The basic requirements when planting sweet corn include ample space, fertile soil, and adequate moisture.

The most common way of sowing sweet corn is to sow seed direct into rows when the vegetable garden bed is warmed between 60-70 ° F.

If soils are much cooler, seeds are likely to rot in the ground.

Depending on soil moisture at the time of planting, cover seed with ½ -3 inches of soil and tamp the earth over the seeds.

Planting Sweet Corn

In row planting, sow sweet corn seed every 2-6 inches.

Thin young plants to a foot apart.

When planting in hills, sow 4-6 seeds every 18 inches.

Thin plants sown in hills to to 3 plants each.

Corn is one of the few vegetable gardeners continue to mulch after the hilling is completed to conserve moisture.

growing sweet corn

How to Plant Sweet Corn

Sweet corn is best planted in blocks rather than long single rows for pollination purposes.

When plants are 6-8 inches tall, draw up soil around them for support.

Hilling can be done several times during the season.

Provide a side-dressing of composted manure mid-season.

Successive Plantings for Sweet Corn

To extend the sweet corn harvest, plant seeds in successive plantings two weeks apart.

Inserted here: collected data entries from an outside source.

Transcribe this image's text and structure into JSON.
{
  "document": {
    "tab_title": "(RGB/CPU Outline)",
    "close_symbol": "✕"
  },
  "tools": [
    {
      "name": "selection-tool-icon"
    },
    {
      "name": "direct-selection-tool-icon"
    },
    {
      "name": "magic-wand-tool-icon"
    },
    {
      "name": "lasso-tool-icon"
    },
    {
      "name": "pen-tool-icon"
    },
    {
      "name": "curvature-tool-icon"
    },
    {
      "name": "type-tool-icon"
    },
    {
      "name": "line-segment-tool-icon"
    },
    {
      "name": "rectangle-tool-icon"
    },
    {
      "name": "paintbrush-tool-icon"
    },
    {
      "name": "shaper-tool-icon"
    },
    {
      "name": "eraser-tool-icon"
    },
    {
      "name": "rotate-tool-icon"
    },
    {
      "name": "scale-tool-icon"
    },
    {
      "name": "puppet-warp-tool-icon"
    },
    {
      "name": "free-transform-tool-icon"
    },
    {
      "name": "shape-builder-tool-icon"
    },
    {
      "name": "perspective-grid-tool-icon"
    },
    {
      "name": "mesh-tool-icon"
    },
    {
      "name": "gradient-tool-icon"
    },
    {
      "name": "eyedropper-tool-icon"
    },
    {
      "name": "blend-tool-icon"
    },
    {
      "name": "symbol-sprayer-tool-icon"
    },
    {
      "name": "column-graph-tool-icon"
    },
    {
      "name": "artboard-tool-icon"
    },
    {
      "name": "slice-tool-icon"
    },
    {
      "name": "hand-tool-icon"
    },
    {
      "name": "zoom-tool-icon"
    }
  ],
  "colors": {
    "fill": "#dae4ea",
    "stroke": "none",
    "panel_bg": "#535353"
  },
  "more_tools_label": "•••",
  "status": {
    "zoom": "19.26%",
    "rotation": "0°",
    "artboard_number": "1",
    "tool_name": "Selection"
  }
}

We usually plant 3 successive plantings to extend the harvest time.

You don't want to have all of your corn ripe at the same time--unless you are planning to freeze or can corn one time only, and don't care about eating fresh corn on the cob.

Growing Sweet Corn : Tips for Watering Sweet Corn Plants

Sweet corn requires constant moisture especially during the flower and fruit developmental stages.Use a drip system, or garden hose with sprinkler.

When corn plants have grown taller, if using a hose and sprinkler system, it is necessary to elevate the sprinkler to be sure that all the corn plants receive adequate water.

growing sweet corn

Harvesting Sweet Corn

The silk on the ends of the cobs will turn a bit dry and the kernels on the tips of the ears plump up when the ears are ready to harvest.

Peel back the husks from the very tips of a few ears to test for ripeness before picking.

Experience will teach you to spot ripening ears and to test for maturity by feeling the fullness of the whole ear of sweet corn.

We leave the decision up to you whether or not to have the cooking pot at a rolling boil before harvesting!

Growing Sweet Corn : Preparing Garden Corn for the Freezer

I always remember the sticky mess in the kitchen when we harvested and prepared our sweet corn for the freezer.

I usually had to go pick the corn, and help husk it outdoors.

Then my mom would blanch it for 2-3 minutes with boiling water, and then cool it quickly in an ice bath.

Then we cut the corn kernals from the cobs, put it in plastic freezer containers, and placed it in the freezer.

It was a lot of work, usually on a hot summer day; but it was worth it during the winter months whenever we enjoyed a side-dish of this delicious corn with our dinner.